With a timely appeal to an ophthalmologist, it is possible to completely cure the EOP. It is important to carry out competent complex therapy, always under the guidance of an endocrinologist. Often, patients visit an ophthalmologist, who sometimes makes the wrong diagnosis: the result of exposure to a foreign body, blepharitis, conjunctivitis. The best option is to undergo treatment in a special endocrinological center.

Orbital fibrosis is a severe, often irreversible change in the state of the organs of vision. The patient feels pain in the eyeballs, exophthalmos and diplopia develop, and the inflammatory process is activated. Against the background of fibrosis of the orbit, vision deteriorates significantly.

If signs of endocrine ophthalmopathy appear, you can not self-medicate.

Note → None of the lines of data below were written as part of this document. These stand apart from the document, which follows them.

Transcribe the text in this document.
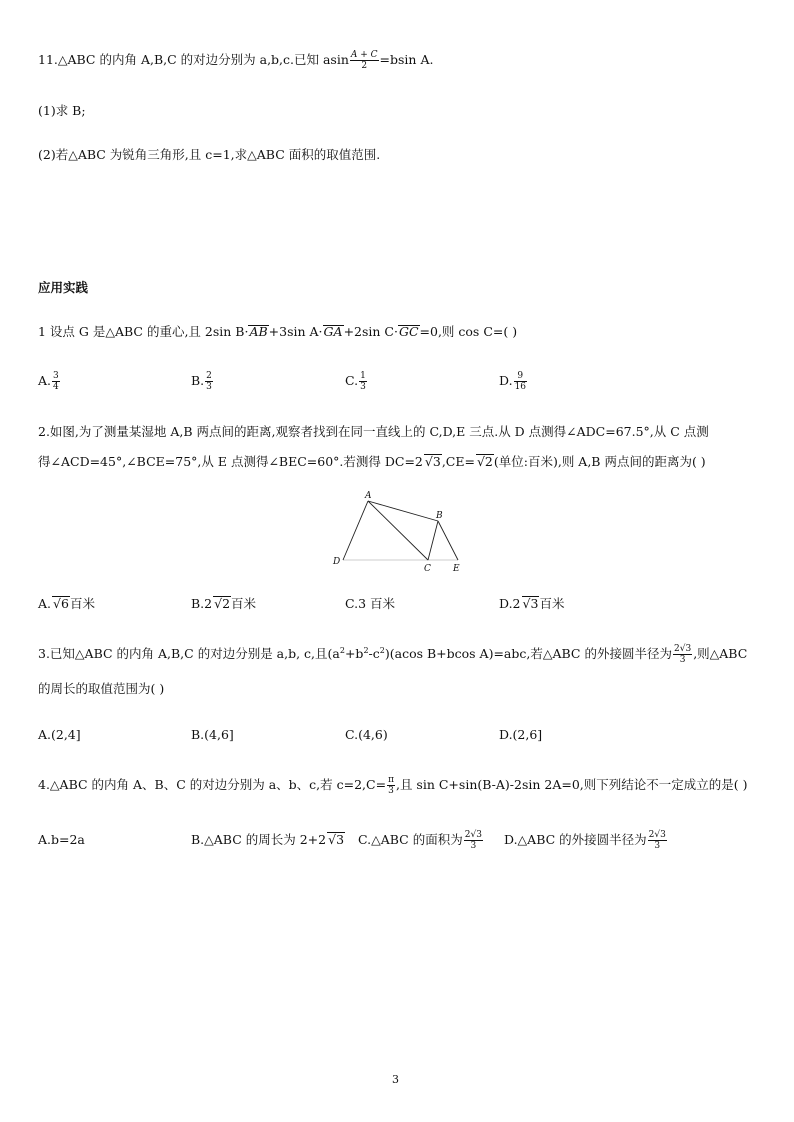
11.△ABC 的内角 A,B,C 的对边分别为 a,b,c.已知 asin $\frac{A + C}{2} =bsin$ A.
(1)求 B;
(2)若△ABC 为锐角三角形,且 c=1,求△ABC 面积的取值范围.
应用实践
1 设点 G 是△ABC 的重心,且 2sin B·AB+3sin A·GA+2sin C·GC=0,则 cos C=( )
A. $\frac{3}{4}$	B. $\frac{2}{3}$	C. $\frac{1}{3}$	D. $\frac{9}{16}$
2.如图,为了测量某湿地 A,B 两点间的距离,观察者找到在同一直线上的 C,D,E 三点.从 D 点测得∠ADC=67.5°,从 C 点测
得∠ACD=45°,∠BCE=75°,从 E 点测得∠BEC=60°.若测得 DC=2 √3,CE= √2(单位:百米),则 A,B 两点间的距离为( )
A
B
C
D
E
A. √6百米	B.2 √2百米	C.3 百米	D.2 √3百米
3.已知△ABC 的内角 A,B,C 的对边分别是 a,b, c,且$(a^2+b^2-c^2)(acos$ B+bcos A)=abc,若△ABC 的外接圆半径为 $\frac{2√3}{3}$ ,则△ABC
的周长的取值范围为( )
A.(2,4]	B.(4,6]	C.(4,6)	D.(2,6]
4.△ABC 的内角 A、B、C 的对边分别为 a、b、c,若 $c=2,C= \frac{\pi}{3}$ ,且 sin C+sin(B-A)-2sin 2A=0,则下列结论不一定成立的是( )
A.b=2a	B.△ABC 的周长为 2+2 √3 C.△ABC 的面积为 $\frac{2√3}{3}$ D.△ABC 的外接圆半径为 $\frac{2√3}{3}$
3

Therapy under the guidance of an endocrinologist and an ophthalmologist in a specialized medical center is the best option for eliminating pathological manifestations and preventing complications. It is important to know that without normalizing the secretion of thyroid hormones, it is impossible to completely cure the EOP. Lack of therapy or self-medication can lead to blindness, severe damage to all structures of the organs of vision.